Let me try to give the chief things that had vanished from their
minds. There was, first, the ancient system of "ownership" that
made such an extraordinary tangle of our administration of the
land upon which we lived. In the old time no one believed in that
as either just or ideally convenient, but every one accepted it.
The community which lived upon the land was supposed to have waived
its necessary connection with the land, except in certain limited
instances of highway and common. All the rest of the land was
cut up in the maddest way into patches and oblongs and triangles
of various sizes between a hundred square miles and a few acres,
and placed under the nearly absolute government of a series of
administrators called landowners. They owned the land almost as
a man now owns his hat; they bought it and sold it, and cut it up
like cheese or ham; they were free to ruin it, or leave it waste,
or erect upon it horrible and devastating eyesores. If the community
needed a road or a tramway, if it wanted a town or a village in any
position, nay, even if it wanted to go to and fro, it had to do so
by exorbitant treaties with each of the monarchs whose territory
was involved. No man could find foothold on the face of the earth
until he had paid toll and homage to one of them. They had practically
no relations and no duties to the nominal, municipal, or national
Government amidst whose larger areas their own dominions lay. . . .

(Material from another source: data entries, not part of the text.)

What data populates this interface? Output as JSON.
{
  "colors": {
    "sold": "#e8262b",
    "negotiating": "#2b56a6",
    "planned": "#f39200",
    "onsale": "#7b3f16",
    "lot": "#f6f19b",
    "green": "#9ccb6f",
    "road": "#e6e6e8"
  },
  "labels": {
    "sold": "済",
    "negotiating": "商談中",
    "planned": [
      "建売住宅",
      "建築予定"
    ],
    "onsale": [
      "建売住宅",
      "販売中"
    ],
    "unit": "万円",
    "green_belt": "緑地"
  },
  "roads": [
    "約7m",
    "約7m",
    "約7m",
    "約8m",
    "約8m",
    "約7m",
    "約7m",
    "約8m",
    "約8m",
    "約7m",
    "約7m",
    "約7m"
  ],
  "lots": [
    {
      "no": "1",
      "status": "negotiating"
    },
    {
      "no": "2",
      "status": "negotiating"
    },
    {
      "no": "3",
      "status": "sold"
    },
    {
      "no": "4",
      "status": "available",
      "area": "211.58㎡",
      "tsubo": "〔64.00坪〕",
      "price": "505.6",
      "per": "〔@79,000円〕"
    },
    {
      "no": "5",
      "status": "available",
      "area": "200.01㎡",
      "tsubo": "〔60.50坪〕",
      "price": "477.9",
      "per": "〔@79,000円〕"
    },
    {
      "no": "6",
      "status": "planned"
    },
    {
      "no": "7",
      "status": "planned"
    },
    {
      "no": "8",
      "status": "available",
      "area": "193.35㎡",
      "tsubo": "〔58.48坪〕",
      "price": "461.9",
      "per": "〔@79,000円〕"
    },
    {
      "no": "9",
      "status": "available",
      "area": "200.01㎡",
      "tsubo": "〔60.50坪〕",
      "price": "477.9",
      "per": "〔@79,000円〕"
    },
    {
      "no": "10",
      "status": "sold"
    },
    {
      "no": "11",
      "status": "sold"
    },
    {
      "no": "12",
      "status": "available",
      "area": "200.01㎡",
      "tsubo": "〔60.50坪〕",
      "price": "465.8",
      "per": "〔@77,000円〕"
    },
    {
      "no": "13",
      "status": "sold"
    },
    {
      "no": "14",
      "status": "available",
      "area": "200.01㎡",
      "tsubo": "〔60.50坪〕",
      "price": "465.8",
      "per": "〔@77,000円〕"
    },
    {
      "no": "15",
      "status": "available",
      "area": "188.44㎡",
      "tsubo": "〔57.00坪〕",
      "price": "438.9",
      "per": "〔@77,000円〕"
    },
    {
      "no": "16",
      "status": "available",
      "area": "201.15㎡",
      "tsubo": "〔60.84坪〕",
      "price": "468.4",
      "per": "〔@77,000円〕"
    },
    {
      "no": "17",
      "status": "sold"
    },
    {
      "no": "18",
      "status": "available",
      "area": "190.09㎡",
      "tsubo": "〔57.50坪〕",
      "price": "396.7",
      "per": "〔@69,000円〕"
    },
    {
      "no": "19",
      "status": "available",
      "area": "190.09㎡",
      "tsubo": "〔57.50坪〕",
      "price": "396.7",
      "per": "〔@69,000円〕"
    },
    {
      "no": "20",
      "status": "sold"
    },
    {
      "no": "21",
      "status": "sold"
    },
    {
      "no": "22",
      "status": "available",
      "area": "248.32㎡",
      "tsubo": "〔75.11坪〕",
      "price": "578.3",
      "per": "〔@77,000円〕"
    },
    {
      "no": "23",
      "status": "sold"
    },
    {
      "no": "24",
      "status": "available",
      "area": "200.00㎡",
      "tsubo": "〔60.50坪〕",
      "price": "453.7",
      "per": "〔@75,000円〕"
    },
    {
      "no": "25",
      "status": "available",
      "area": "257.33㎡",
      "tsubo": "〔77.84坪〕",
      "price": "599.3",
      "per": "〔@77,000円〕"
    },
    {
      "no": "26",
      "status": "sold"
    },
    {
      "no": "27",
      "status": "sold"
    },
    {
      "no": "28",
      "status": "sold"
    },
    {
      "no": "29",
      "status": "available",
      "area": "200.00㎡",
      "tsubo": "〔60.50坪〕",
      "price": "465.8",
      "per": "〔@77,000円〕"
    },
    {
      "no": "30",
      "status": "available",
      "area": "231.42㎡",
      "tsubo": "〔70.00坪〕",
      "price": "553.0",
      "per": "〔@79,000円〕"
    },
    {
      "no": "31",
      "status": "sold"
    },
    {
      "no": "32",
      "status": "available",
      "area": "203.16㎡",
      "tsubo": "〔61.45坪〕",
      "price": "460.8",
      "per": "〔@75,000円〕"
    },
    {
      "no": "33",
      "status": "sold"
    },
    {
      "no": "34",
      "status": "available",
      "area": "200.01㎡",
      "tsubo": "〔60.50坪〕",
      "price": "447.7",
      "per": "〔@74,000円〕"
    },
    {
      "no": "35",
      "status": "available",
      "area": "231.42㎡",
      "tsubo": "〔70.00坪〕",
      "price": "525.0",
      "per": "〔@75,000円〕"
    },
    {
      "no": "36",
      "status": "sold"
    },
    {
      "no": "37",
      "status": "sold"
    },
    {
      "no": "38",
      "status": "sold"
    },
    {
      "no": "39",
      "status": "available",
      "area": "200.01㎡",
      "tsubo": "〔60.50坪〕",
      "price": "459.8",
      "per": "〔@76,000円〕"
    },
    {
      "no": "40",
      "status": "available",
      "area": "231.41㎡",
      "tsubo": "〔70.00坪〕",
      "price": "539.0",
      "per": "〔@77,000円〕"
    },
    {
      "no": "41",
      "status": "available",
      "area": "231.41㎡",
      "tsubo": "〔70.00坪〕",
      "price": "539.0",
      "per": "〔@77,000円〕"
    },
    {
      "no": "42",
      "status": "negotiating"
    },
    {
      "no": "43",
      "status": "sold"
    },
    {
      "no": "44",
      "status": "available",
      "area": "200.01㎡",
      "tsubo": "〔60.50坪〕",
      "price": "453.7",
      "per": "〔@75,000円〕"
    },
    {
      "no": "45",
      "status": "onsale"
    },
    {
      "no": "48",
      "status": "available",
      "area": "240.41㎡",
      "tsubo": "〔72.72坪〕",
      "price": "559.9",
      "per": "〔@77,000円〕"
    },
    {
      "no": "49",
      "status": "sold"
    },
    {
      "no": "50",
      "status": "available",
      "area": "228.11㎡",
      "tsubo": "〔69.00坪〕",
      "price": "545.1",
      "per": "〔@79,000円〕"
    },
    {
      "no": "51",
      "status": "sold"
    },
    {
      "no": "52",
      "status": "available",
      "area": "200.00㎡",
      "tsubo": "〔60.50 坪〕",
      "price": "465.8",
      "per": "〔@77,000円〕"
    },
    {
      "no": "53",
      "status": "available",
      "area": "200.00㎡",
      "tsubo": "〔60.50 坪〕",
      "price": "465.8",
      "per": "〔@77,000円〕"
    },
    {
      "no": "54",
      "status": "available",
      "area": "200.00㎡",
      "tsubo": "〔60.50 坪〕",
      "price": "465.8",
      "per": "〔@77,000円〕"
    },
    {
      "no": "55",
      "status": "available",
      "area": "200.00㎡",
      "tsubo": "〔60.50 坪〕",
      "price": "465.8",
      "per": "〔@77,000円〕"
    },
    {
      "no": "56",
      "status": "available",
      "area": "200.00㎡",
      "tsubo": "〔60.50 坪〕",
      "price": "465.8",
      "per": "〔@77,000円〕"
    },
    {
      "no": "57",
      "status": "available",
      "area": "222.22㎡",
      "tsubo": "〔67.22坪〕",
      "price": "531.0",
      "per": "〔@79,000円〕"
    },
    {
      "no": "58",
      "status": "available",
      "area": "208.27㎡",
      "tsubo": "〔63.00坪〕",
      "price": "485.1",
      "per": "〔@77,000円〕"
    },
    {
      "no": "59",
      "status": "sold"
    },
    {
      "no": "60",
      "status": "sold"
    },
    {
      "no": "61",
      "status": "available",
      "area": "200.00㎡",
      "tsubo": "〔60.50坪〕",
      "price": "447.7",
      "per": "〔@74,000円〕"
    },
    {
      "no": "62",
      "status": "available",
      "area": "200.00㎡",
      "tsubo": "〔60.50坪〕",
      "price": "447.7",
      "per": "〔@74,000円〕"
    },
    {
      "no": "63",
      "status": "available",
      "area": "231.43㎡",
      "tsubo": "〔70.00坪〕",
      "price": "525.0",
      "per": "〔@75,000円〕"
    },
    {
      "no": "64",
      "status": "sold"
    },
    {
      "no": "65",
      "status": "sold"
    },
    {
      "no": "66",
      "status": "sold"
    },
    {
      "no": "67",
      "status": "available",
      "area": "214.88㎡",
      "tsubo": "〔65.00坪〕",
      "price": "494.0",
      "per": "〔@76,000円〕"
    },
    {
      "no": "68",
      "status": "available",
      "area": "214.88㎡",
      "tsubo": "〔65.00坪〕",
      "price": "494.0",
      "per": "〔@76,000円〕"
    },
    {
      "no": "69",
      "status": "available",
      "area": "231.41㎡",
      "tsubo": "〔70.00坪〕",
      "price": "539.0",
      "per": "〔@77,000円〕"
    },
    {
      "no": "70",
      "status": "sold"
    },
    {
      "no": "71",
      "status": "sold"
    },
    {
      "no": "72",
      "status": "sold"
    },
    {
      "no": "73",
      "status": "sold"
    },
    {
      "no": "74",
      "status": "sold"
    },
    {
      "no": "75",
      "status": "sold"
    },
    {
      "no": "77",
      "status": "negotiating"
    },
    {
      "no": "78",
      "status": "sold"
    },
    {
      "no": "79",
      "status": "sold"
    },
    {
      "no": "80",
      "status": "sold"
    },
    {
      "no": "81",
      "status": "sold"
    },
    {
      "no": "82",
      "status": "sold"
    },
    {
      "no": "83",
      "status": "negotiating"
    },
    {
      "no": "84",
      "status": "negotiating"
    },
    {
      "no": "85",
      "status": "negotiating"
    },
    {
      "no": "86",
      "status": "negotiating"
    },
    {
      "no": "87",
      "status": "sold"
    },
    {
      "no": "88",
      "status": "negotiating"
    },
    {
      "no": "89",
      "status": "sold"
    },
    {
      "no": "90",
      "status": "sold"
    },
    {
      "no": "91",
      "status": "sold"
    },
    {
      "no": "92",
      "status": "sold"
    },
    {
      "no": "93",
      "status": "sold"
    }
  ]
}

This sounds, I know, like a lunatic's dream, but mankind was that
lunatic; and not only in the old countries of Europe and Asia,
where this system had arisen out of the rational delegation of local
control to territorial magnates, who had in the universal baseness
of those times at last altogether evaded and escaped their duties,
did it obtain, but the "new countries," as we called them then—the
United States of America, the Cape Colony, Australia, and New
Zealand—spent much of the nineteenth century in the frantic giving
away of land for ever to any casual person who would take it. Was
there coal, was there petroleum or gold, was there rich soil or
harborage, or the site for a fine city, these obsessed and witless
Governments cried out for scramblers, and a stream of shabby,
tricky, and violent adventurers set out to found a new section of
the landed aristocracy of the world. After a brief century of hope
and pride, the great republic of the United States of America,
the hope as it was deemed of mankind, became for the most part a
drifting crowd of landless men; landlords and railway lords, food
lords (for the land is food) and mineral lords ruled its life,
gave it Universities as one gave coins to a mendicant, and spent
its resources upon such vain, tawdry, and foolish luxuries as the
world had never seen before. Here was a thing none of these statesmen
before the Change would have regarded as anything but the natural
order of the world, which not one of them now regarded as anything
but the mad and vanished illusion of a period of dementia.